Transport giant National Express has agreed terms for an all-share takeover of Perth-based rival Stagecoach.

The deal brings together two of the UK’s biggest bus and coach firms.

The boards have agreed that a Stagecoach share will be worth 0.36 new National Express shares.

It means National Express shareholders will own approximately 75% of the group.

This represents an 18% premium on the Stagecoach share price in September, before the merger talks were revealed.

More time to finalise a deal was granted last month.

Benefits of Stagecoach and National Express merger

National Express believes combining the companies could produce annual cost savings of £45 million.

The two boards believe the larger group will result in “significant value creation for both sets of shareholders”.

Next generation Stagecoach electric buses in Perth. Paul Davies, Alexander Dennis; Martin Griffiths, CEO Stagecoach; Graeme Dey, transport minister; Sam Greer Regional director, Stagecoach.

National Express said it will be able to reduce its gearing and be able to exploit opportunities in its Spanish and North American businesses.

National Express said it will also “provide enhanced capacity for an attractive and growing dividend”.

Stagecoach chief executive’s hopes

Martin Griffiths, chief executive of Stagecoach, said: “Our companies have a shared vision around helping to build more sustainable communities and secure a net zero future.

“We also both have a strong track record of investing in our people and in our services to deliver sector-leading customer service, operational excellence and great value travel.

Stagecoach chief executive Martin Griffiths.

“This is an exciting opportunity to bring together two of the UK’s iconic transport brands.”

Ignacio Garat, chief executive of National Express, will keep the same role at the merged firm.

What happens next for Stagecoach and National Express deal?

The combined group will have a fleet of around 40,000 vehicles and a workforce of approximately 70,000 people.

More than a billion passenger journeys made annually on its services.

The deal is subject to shareholder approval and is also likely to attract the attention of the Competition and Markets Authority (CMA).

CMA concerns would likely centre on whether the deal weakened competition in certain regions or raised the prospect of higher fares.

National Express said it could not rule out the prospect of the combined company being required to take “remedial action” in a bid to secure a green light in advance.

It expects the merger to take around a year to complete.

Stagecoach history

Stagecoach was born in 1980 after Dame Ann Gloag bought a school bus. Her brother Sir Brian Souter used his father’s redundancy money to buy two coaches.

At that time, bus services across Britain were very much part of the public sector, owned by a mix of council and state-owned transport authorities.

This changed in 1985, when Thatcher’s government announced plans to deregulate all bus services outside London.

Stagecoach expanded rapidly, buying up bus operations throughout Britain. When the firm listed on the stock exchange in 1993, it was worth £134 million.
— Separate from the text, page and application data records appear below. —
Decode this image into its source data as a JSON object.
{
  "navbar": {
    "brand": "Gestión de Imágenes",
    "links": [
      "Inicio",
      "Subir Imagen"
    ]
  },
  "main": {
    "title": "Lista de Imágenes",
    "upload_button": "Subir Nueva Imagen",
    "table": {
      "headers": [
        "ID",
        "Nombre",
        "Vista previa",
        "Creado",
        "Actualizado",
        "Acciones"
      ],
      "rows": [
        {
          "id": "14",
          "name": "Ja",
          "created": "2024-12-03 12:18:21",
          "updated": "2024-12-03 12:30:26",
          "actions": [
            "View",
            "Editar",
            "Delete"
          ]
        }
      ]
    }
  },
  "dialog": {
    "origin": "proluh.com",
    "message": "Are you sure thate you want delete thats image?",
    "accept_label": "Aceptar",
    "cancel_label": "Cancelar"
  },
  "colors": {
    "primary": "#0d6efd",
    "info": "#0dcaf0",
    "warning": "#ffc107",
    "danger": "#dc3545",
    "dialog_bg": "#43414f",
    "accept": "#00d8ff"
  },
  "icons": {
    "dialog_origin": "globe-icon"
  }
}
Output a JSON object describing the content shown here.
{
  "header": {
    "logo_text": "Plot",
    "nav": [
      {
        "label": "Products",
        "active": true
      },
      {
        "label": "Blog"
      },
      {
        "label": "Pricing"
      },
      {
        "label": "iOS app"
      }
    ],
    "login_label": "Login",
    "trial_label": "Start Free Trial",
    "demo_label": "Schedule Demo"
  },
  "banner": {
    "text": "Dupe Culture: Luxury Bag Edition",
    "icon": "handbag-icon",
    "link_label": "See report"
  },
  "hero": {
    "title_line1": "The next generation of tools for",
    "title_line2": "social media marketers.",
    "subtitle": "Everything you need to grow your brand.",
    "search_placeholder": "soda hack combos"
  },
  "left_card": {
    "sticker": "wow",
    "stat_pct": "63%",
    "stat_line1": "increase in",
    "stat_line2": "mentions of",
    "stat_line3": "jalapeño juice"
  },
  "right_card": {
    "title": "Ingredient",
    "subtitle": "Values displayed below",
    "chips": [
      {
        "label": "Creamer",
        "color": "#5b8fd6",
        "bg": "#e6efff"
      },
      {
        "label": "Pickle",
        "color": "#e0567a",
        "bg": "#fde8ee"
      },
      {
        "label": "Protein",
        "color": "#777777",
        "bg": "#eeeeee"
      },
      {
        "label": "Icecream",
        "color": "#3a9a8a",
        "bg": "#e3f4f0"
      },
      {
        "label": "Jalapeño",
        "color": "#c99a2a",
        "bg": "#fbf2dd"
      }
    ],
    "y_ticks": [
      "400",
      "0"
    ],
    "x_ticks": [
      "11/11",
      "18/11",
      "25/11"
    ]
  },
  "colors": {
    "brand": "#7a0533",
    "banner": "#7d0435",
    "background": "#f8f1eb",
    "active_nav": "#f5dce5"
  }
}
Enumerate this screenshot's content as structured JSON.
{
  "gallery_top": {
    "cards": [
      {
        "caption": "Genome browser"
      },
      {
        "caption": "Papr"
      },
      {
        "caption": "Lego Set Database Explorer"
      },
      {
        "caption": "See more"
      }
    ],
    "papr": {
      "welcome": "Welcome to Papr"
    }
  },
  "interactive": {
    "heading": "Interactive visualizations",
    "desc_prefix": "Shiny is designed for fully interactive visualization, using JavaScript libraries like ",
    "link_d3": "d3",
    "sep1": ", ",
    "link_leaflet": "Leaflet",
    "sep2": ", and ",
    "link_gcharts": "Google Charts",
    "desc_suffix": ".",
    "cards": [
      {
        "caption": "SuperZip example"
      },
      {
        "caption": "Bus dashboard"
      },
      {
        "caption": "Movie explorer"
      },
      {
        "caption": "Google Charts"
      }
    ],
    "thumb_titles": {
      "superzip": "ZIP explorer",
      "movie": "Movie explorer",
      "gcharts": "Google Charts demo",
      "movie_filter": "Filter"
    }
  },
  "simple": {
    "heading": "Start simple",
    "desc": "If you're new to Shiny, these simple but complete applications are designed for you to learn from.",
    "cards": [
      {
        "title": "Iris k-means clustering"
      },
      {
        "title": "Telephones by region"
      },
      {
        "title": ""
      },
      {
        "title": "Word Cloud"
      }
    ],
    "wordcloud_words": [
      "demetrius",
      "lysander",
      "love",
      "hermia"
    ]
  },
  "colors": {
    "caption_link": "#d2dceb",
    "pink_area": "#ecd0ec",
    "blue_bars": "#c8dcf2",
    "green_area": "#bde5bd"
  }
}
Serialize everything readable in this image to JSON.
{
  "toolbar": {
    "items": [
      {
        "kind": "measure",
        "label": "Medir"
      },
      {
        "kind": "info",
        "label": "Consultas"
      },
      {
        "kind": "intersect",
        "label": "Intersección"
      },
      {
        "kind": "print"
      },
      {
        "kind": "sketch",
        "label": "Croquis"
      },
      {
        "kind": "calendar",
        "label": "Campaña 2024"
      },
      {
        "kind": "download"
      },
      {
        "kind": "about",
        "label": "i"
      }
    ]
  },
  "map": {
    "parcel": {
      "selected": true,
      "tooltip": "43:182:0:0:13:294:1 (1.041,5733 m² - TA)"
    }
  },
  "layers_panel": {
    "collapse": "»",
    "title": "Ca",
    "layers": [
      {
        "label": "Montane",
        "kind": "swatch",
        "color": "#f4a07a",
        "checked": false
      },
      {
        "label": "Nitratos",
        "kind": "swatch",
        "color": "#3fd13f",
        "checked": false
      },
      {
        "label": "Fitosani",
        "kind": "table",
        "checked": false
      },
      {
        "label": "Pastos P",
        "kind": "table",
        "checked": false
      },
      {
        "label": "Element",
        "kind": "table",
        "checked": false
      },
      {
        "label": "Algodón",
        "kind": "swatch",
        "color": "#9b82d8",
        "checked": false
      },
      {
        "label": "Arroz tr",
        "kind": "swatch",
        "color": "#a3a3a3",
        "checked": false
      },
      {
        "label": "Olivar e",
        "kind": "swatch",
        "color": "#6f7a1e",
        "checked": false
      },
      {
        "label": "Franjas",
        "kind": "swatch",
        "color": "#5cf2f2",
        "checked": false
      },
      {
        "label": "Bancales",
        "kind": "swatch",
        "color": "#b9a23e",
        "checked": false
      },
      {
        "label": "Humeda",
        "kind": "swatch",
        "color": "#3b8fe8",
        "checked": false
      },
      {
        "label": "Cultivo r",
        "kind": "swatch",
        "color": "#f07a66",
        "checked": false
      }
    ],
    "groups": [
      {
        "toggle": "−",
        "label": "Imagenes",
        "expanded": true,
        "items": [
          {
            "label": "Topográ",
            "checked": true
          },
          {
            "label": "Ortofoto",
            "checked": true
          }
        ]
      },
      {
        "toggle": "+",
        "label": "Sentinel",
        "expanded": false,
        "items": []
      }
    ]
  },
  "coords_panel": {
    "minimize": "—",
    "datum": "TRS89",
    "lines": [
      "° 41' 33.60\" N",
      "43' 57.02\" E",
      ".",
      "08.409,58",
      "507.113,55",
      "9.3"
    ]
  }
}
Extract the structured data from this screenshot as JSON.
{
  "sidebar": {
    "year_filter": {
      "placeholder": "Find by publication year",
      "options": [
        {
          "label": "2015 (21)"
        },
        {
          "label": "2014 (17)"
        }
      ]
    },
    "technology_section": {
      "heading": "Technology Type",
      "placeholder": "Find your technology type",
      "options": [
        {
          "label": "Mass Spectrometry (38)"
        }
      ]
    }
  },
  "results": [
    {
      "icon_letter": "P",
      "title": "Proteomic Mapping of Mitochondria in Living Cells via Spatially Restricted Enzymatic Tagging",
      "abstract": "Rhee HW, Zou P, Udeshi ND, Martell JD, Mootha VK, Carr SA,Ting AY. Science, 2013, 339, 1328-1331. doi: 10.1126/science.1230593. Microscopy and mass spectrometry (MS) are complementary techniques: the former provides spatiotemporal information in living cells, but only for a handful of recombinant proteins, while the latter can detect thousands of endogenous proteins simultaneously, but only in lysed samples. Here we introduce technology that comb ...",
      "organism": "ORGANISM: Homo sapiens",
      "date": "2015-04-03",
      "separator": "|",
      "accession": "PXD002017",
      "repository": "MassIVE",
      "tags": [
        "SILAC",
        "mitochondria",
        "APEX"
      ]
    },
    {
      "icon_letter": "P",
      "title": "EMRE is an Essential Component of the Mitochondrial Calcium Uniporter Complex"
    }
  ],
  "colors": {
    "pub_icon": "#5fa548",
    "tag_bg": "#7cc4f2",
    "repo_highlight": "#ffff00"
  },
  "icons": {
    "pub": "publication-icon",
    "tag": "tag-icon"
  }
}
Stagecoach was founded in Perth by Sir Brian Souter and his sister Ann Gloag.

Following privatisation of the rail network in 1995, Stagecoach bid for one of the new rail franchises – South West Trains, the UK’s biggest rail franchise.

Stagecoach then revolutionised the transport industry with the Megabus brand in 2003, with the fares starting at a headline-grabbing £1.

It has been a rocky road for the company of late. In 2019 Stagecoach losing its three rail franchises after a dispute over pension liabilities with the Department for Transport.

It then saw passenger numbers plummet during the Covid-19 pandemic.

The new agreement comes after National Express rejected a £1.7 billion merger deal mooted by Stagecoach in 2009.

This failed attempt would have seen Stagecoach own the majority of the combined group, with National Express left with 40%.